Il presidente aggiunge che la prima tranche di 8 milioni all’IDI è stata versata senza “alcuna documentazione a sostegno” di come verranno utilizzati questi fondi ed evidenzia l’anomalia dell’erogazione complessiva di 25 milioni di dollari, quando “raramente in passato sono stati versati più di 200.000 dollari per una donazione.”
L’intero comitato incaricato della revisione dei conti sostiene la posizione del presidente ed esprime perplessità sul finanziamento di un ospedale coinvolto in uno caso di bancarotta e di corruzione che ha portato al recente rinvio a giudizio di 24 persone in un procedimento che vede un “passivo patrimoniale dell’IDI di 845 milioni di euro, 82 milioni a titolo di distrazione più l’utilizzo indebito di altri 6 milioni di fondi pubblici.”
Nonostante questo, il presidente del consiglio di amministrazione della Papal Foundation, il cardinale Wuerl, decide di sostenere in toto la posizione del Papa e del Vaticano appoggiando la richiesta di versare nelle casse disastrate dell’IDI l’enorme somma.
Nel dicembre scorso, il consiglio direttivo si riunisce dunque nuovamente per decidere se stanziare, dopo gli 8 milioni di luglio, altri 17 milioni di dollari all’IDI dei 25 richiesti e approva la decisione con una votazione passata grazie al sostegno dei 15 membri religiosi della fondazione, contro gli 8 voti contrari dei membri laici. A gennaio di quest’anno viene quindi versata un’altra tranche di 5 milioni di dollari nelle casse dell’ospedale romano.
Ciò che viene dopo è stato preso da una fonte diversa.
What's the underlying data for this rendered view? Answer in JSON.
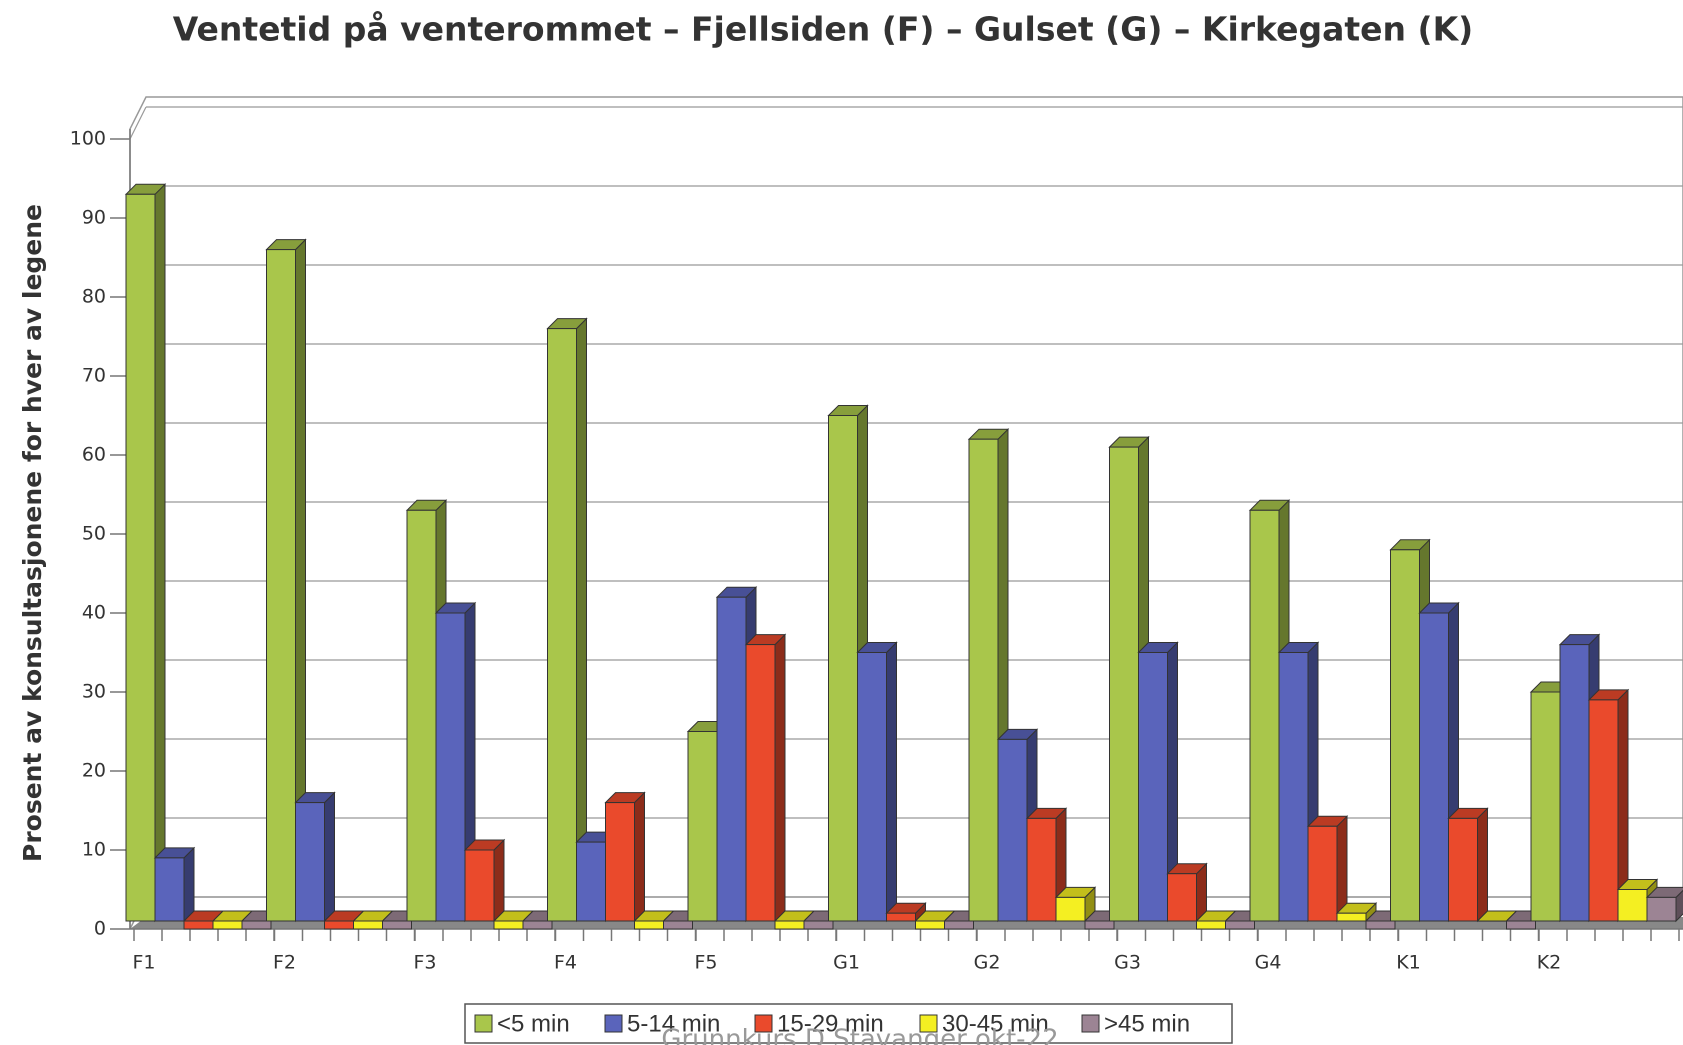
{
  "chart_data": {
    "type": "bar3d",
    "title": "Ventetid på venterommet – Fjellsiden (F) – Gulset (G) – Kirkegaten (K)",
    "y_label": "Prosent av konsultasjonene for hver av legene",
    "footer": "Grunnkurs D Stavanger okt-22",
    "categories": [
      "F1",
      "F2",
      "F3",
      "F4",
      "F5",
      "G1",
      "G2",
      "G3",
      "G4",
      "K1",
      "K2"
    ],
    "series": [
      {
        "name": "<5 min",
        "color": "#a9c64b",
        "values": [
          93,
          86,
          53,
          76,
          25,
          65,
          62,
          61,
          53,
          48,
          30
        ]
      },
      {
        "name": "5-14 min",
        "color": "#5a64bb",
        "values": [
          9,
          16,
          40,
          11,
          42,
          35,
          24,
          35,
          35,
          40,
          36
        ]
      },
      {
        "name": "15-29 min",
        "color": "#ea4a2c",
        "values": [
          0,
          0,
          10,
          16,
          36,
          2,
          14,
          7,
          13,
          14,
          29
        ]
      },
      {
        "name": "30-45 min",
        "color": "#f4ef22",
        "values": [
          0,
          0,
          0,
          0,
          0,
          0,
          4,
          0,
          2,
          1,
          5
        ]
      },
      {
        "name": ">45 min",
        "color": "#9c8494",
        "values": [
          0,
          0,
          0,
          0,
          0,
          0,
          0,
          0,
          0,
          0,
          4
        ]
      }
    ],
    "ylim": [
      0,
      100
    ],
    "yticks": [
      0,
      10,
      20,
      30,
      40,
      50,
      60,
      70,
      80,
      90,
      100
    ],
    "grid": true,
    "legend": "bottom"
  }
}
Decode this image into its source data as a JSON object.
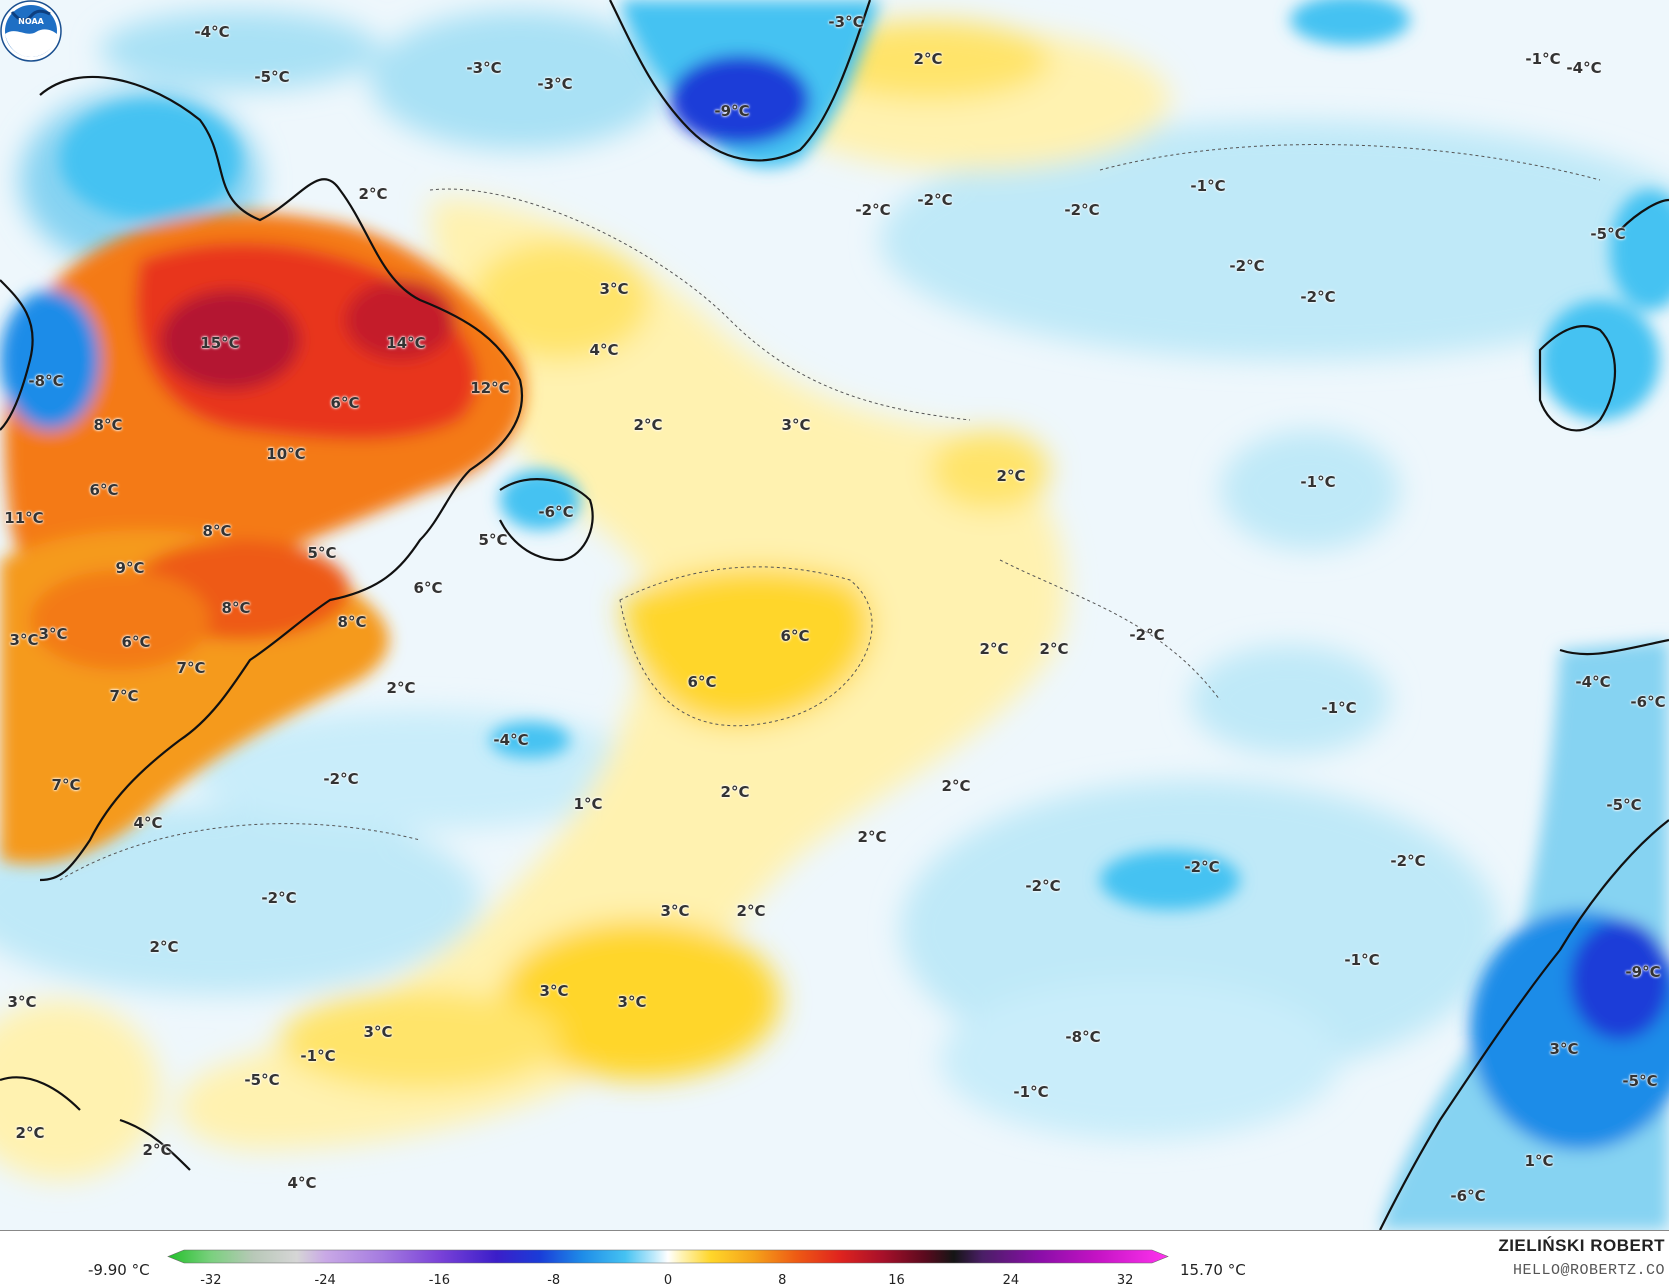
{
  "map": {
    "labels": [
      {
        "text": "-4°C"
      },
      {
        "text": "-5°C"
      },
      {
        "text": "-3°C"
      },
      {
        "text": "-3°C"
      },
      {
        "text": "-9°C"
      },
      {
        "text": "-3°C"
      },
      {
        "text": "2°C"
      },
      {
        "text": "-1°C"
      },
      {
        "text": "-4°C"
      },
      {
        "text": "2°C"
      },
      {
        "text": "-2°C"
      },
      {
        "text": "-2°C"
      },
      {
        "text": "-2°C"
      },
      {
        "text": "-1°C"
      },
      {
        "text": "-5°C"
      },
      {
        "text": "-2°C"
      },
      {
        "text": "-2°C"
      },
      {
        "text": "3°C"
      },
      {
        "text": "4°C"
      },
      {
        "text": "15°C"
      },
      {
        "text": "14°C"
      },
      {
        "text": "-8°C"
      },
      {
        "text": "6°C"
      },
      {
        "text": "12°C"
      },
      {
        "text": "8°C"
      },
      {
        "text": "10°C"
      },
      {
        "text": "2°C"
      },
      {
        "text": "3°C"
      },
      {
        "text": "2°C"
      },
      {
        "text": "-1°C"
      },
      {
        "text": "6°C"
      },
      {
        "text": "11°C"
      },
      {
        "text": "8°C"
      },
      {
        "text": "-6°C"
      },
      {
        "text": "5°C"
      },
      {
        "text": "9°C"
      },
      {
        "text": "5°C"
      },
      {
        "text": "6°C"
      },
      {
        "text": "8°C"
      },
      {
        "text": "8°C"
      },
      {
        "text": "3°C"
      },
      {
        "text": "3°C"
      },
      {
        "text": "6°C"
      },
      {
        "text": "6°C"
      },
      {
        "text": "2°C"
      },
      {
        "text": "2°C"
      },
      {
        "text": "-2°C"
      },
      {
        "text": "7°C"
      },
      {
        "text": "2°C"
      },
      {
        "text": "6°C"
      },
      {
        "text": "7°C"
      },
      {
        "text": "-4°C"
      },
      {
        "text": "-1°C"
      },
      {
        "text": "-4°C"
      },
      {
        "text": "-6°C"
      },
      {
        "text": "-2°C"
      },
      {
        "text": "7°C"
      },
      {
        "text": "2°C"
      },
      {
        "text": "2°C"
      },
      {
        "text": "1°C"
      },
      {
        "text": "4°C"
      },
      {
        "text": "2°C"
      },
      {
        "text": "-2°C"
      },
      {
        "text": "-2°C"
      },
      {
        "text": "-5°C"
      },
      {
        "text": "-2°C"
      },
      {
        "text": "-2°C"
      },
      {
        "text": "3°C"
      },
      {
        "text": "2°C"
      },
      {
        "text": "-9°C"
      },
      {
        "text": "-1°C"
      },
      {
        "text": "2°C"
      },
      {
        "text": "3°C"
      },
      {
        "text": "3°C"
      },
      {
        "text": "3°C"
      },
      {
        "text": "3°C"
      },
      {
        "text": "-1°C"
      },
      {
        "text": "-8°C"
      },
      {
        "text": "3°C"
      },
      {
        "text": "-5°C"
      },
      {
        "text": "-1°C"
      },
      {
        "text": "2°C"
      },
      {
        "text": "2°C"
      },
      {
        "text": "-5°C"
      },
      {
        "text": "1°C"
      },
      {
        "text": "4°C"
      },
      {
        "text": "-6°C"
      }
    ]
  },
  "colorbar": {
    "min_label": "-9.90 °C",
    "max_label": "15.70 °C",
    "ticks": [
      "-32",
      "-24",
      "-16",
      "-8",
      "0",
      "8",
      "16",
      "24",
      "32"
    ],
    "range": [
      -35,
      35
    ],
    "stops": [
      {
        "v": -35,
        "c": "#22c02a"
      },
      {
        "v": -32,
        "c": "#7ad07e"
      },
      {
        "v": -29,
        "c": "#b8c8b8"
      },
      {
        "v": -26,
        "c": "#d6d6d6"
      },
      {
        "v": -24,
        "c": "#c9a9e6"
      },
      {
        "v": -20,
        "c": "#a57be0"
      },
      {
        "v": -16,
        "c": "#7a42d8"
      },
      {
        "v": -12,
        "c": "#3b1ec9"
      },
      {
        "v": -9,
        "c": "#1a3cd8"
      },
      {
        "v": -6,
        "c": "#1e8ce8"
      },
      {
        "v": -3,
        "c": "#45c2f2"
      },
      {
        "v": -1,
        "c": "#bde9fb"
      },
      {
        "v": 0,
        "c": "#ffffff"
      },
      {
        "v": 1,
        "c": "#fff2b0"
      },
      {
        "v": 3,
        "c": "#ffd62a"
      },
      {
        "v": 6,
        "c": "#f5a21a"
      },
      {
        "v": 9,
        "c": "#ee5a14"
      },
      {
        "v": 12,
        "c": "#e0241e"
      },
      {
        "v": 15,
        "c": "#a8102a"
      },
      {
        "v": 18,
        "c": "#5a0a1e"
      },
      {
        "v": 20,
        "c": "#151515"
      },
      {
        "v": 22,
        "c": "#4a1e66"
      },
      {
        "v": 26,
        "c": "#8a0ea8"
      },
      {
        "v": 30,
        "c": "#c413c4"
      },
      {
        "v": 35,
        "c": "#ff33ee"
      }
    ]
  },
  "logo": {
    "text": "NOAA"
  },
  "credit": {
    "name": "ZIELIŃSKI ROBERT",
    "email": "HELLO@ROBERTZ.CO"
  }
}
Tutte queste circostanze portano alle dimissioni del presidente del comitato revisore dei conti e alle veementi proteste degli stewart preoccupati per un uso totalmente improprio dei loro fondi che andavano destinati a cause completamente differenti, come la lotta alla povertà nel mondo.
I tentativi di persuasione sui membri laici
Il 19 gennaio per placare gli animi degli stewart interviene direttamente il presidente della fondazione, il cardinale Bransfield che scrive una lettera firmata anche dai cardinali Dolan e Wuerl, dove si fa capire che la richiesta di questa donazione è arrivata direttamente da Papa Francesco e di appoggiarla “anche se molti di noi non approvano ogni sua decisione, ma lui è il Papa, e noi lo ascoltiamo, lo ascoltiamo con attenzione.”
Per cercare quindi di arginare il dissenso dei membri laici, il cardinale Wuerl scrive direttamente al segretario di Stato, il cardinale Parolin, per “chiedergli di non accettare altri fondi dopo l’approvazione della donazione di dicembre”, dal momento che metà della somma richiesta è già stata trasferita all’IDI.
Dalla lettera quindi sembra trapelare un non celato malcontento anche dei vertici direttivi della fondazione nei confronti di questa decisione del pontefice, ma nonostante questo si invita comunque a rispettare la volontà di Francesco per il voto di obbedienza fatto al Papa.
In Italia la vicenda non ha ancora suscitato un dibattito nell’opinione pubblica, ma non si può fare a meno di rilevare come gli iniziali impegni del Papa di utilizzare i mezzi a disposizione del Vaticano per la lotta alla povertà siano venuti meno per sostenere cause che non hanno nulla a che vedere con le opere di bene.